Бобров проницательным взглядом любящего человека все это прочел на расстроенном лице своей дорогой гостьи.
Ее волнение сообщилось ему и еще более усилило и без того угнетенное происшествиями дня состояние его духа. Он не мог, да, кроме того, надо сознаться прямо, боялся начать расспросы, хотя мысль, что она у него, значит, несомненно, любит его, должна бы, казалось, придать ему бодрости, но он, как все в первый раз горячо и истинно любящие люди, не верил своему счастью, продолжая волноваться, беспокоиться, ожидая, вопреки доводам рассудка, что вот-вот это счастье исчезнет для него, как чудное мимолетное видение, как сладкий сон, сменяющийся так часто тяжелым, страшным пробуждением.

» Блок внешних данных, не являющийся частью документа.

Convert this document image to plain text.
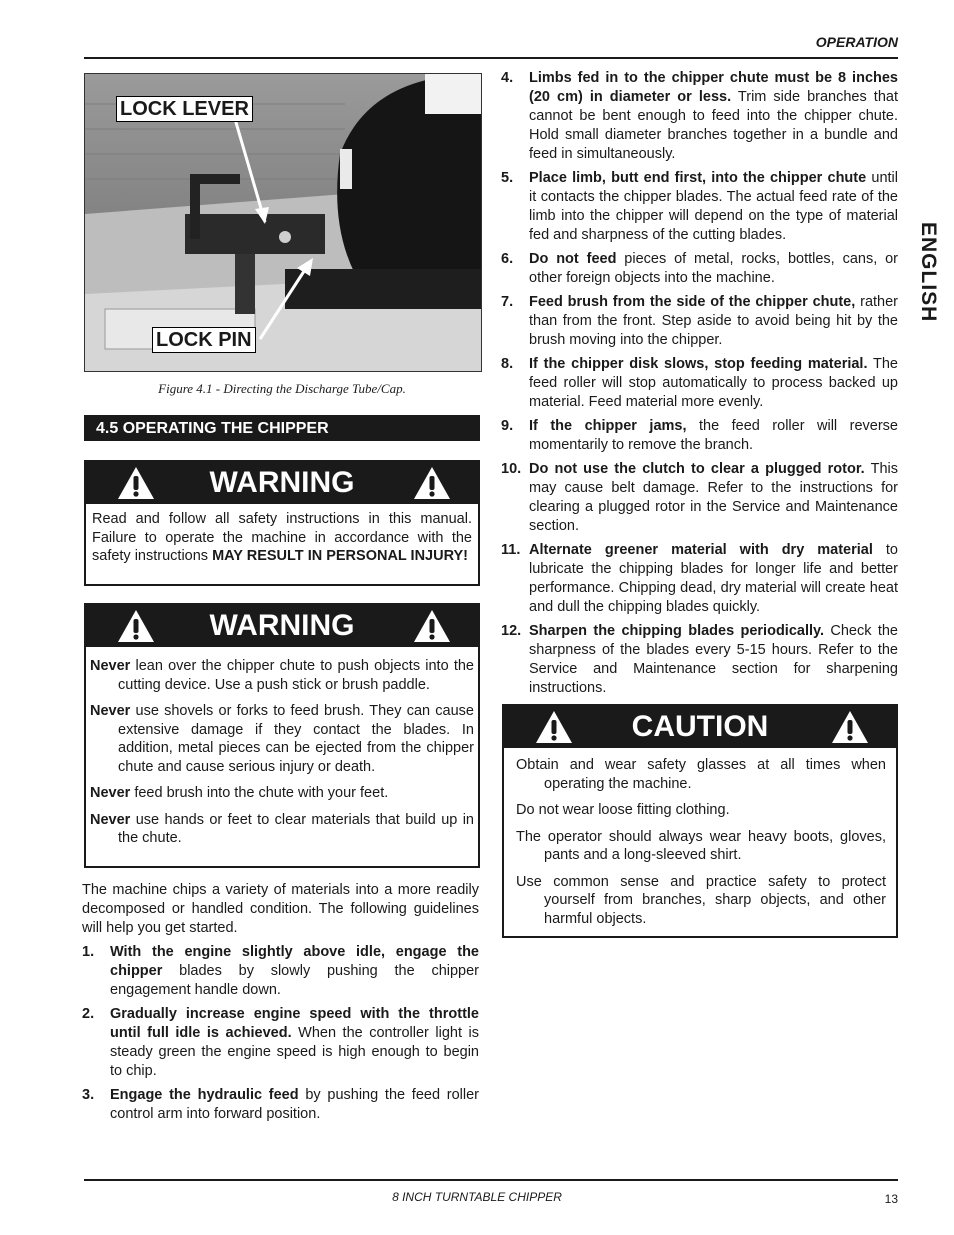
OPERATION
ENGLISH
LOCK LEVER
LOCK PIN
Figure 4.1 - Directing the Discharge Tube/Cap.
4.5 OPERATING THE CHIPPER
WARNING
Read and follow all safety instructions in this manual. Failure to operate the machine in accordance with the safety instructions MAY RESULT IN PERSONAL INJURY!
WARNING

Never lean over the chipper chute to push objects into the cutting device. Use a push stick or brush paddle.

Never use shovels or forks to feed brush. They can cause extensive damage if they contact the blades. In addition, metal pieces can be ejected from the chipper chute and cause serious injury or death.

Never feed brush into the chute with your feet.

Never use hands or feet to clear materials that build up in the chute.

The machine chips a variety of materials into a more readily decomposed or handled condition. The following guidelines will help you get started.
1. With the engine slightly above idle, engage the chipper blades by slowly pushing the chipper engagement handle down.
2. Gradually increase engine speed with the throttle until full idle is achieved. When the controller light is steady green the engine speed is high enough to begin to chip.
3. Engage the hydraulic feed by pushing the feed roller control arm into forward position.
4. Limbs fed in to the chipper chute must be 8 inches (20 cm) in diameter or less. Trim side branches that cannot be bent enough to feed into the chipper chute. Hold small diameter branches together in a bundle and feed in simultaneously.
5. Place limb, butt end first, into the chipper chute until it contacts the chipper blades. The actual feed rate of the limb into the chipper will depend on the type of material fed and sharpness of the cutting blades.
6. Do not feed pieces of metal, rocks, bottles, cans, or other foreign objects into the machine.
7. Feed brush from the side of the chipper chute, rather than from the front. Step aside to avoid being hit by the brush moving into the chipper.
8. If the chipper disk slows, stop feeding material. The feed roller will stop automatically to process backed up material. Feed material more evenly.
9. If the chipper jams, the feed roller will reverse momentarily to remove the branch.
10. Do not use the clutch to clear a plugged rotor. This may cause belt damage. Refer to the instructions for clearing a plugged rotor in the Service and Maintenance section.
11. Alternate greener material with dry material to lubricate the chipping blades for longer life and better performance. Chipping dead, dry material will create heat and dull the chipping blades quickly.
12. Sharpen the chipping blades periodically. Check the sharpness of the blades every 5-15 hours. Refer to the Service and Maintenance section for sharpening instructions.
CAUTION

Obtain and wear safety glasses at all times when operating the machine.

Do not wear loose fitting clothing.

The operator should always wear heavy boots, gloves, pants and a long-sleeved shirt.

Use common sense and practice safety to protect yourself from branches, sharp objects, and other harmful objects.

8 INCH TURNTABLE CHIPPER	13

Того только можно назвать безусловно счастливым, кто дорожит своим счастьем, страшится ежеминутно потерять его, подобно скупцу, дрожащему над своими сокровищами.
Высшее счастье — это бояться лишиться своего счастья.
Некоторое время таким образом они оба молчали. Тишину, царствующую как в кабинете, так и во всей квартире молодого технолога, нарушало лишь однообразное тиканье часов.
Кабинет представлял из себя довольно обширную, но вместе с тем и чрезвычайно уютную комнату; большой письменный стол стоял в простенке между двумя окнами, закрытыми теперь тяжелыми зелеными репсовыми драпировками, с правой стороны от входа почти всю стену занимал книжный шкаф, с левой же — большой турецкий диван, крытый тоже зеленым репсом, остальная мебель состояла из двух маленьких круглых столиков, мягких стульев и кресел и кресла перед письменным столом в русском стиле, с дугой вместо спинки. Пол был обит войлоком и темно-зеленым сукном, что совершенно заглушало шум шагов.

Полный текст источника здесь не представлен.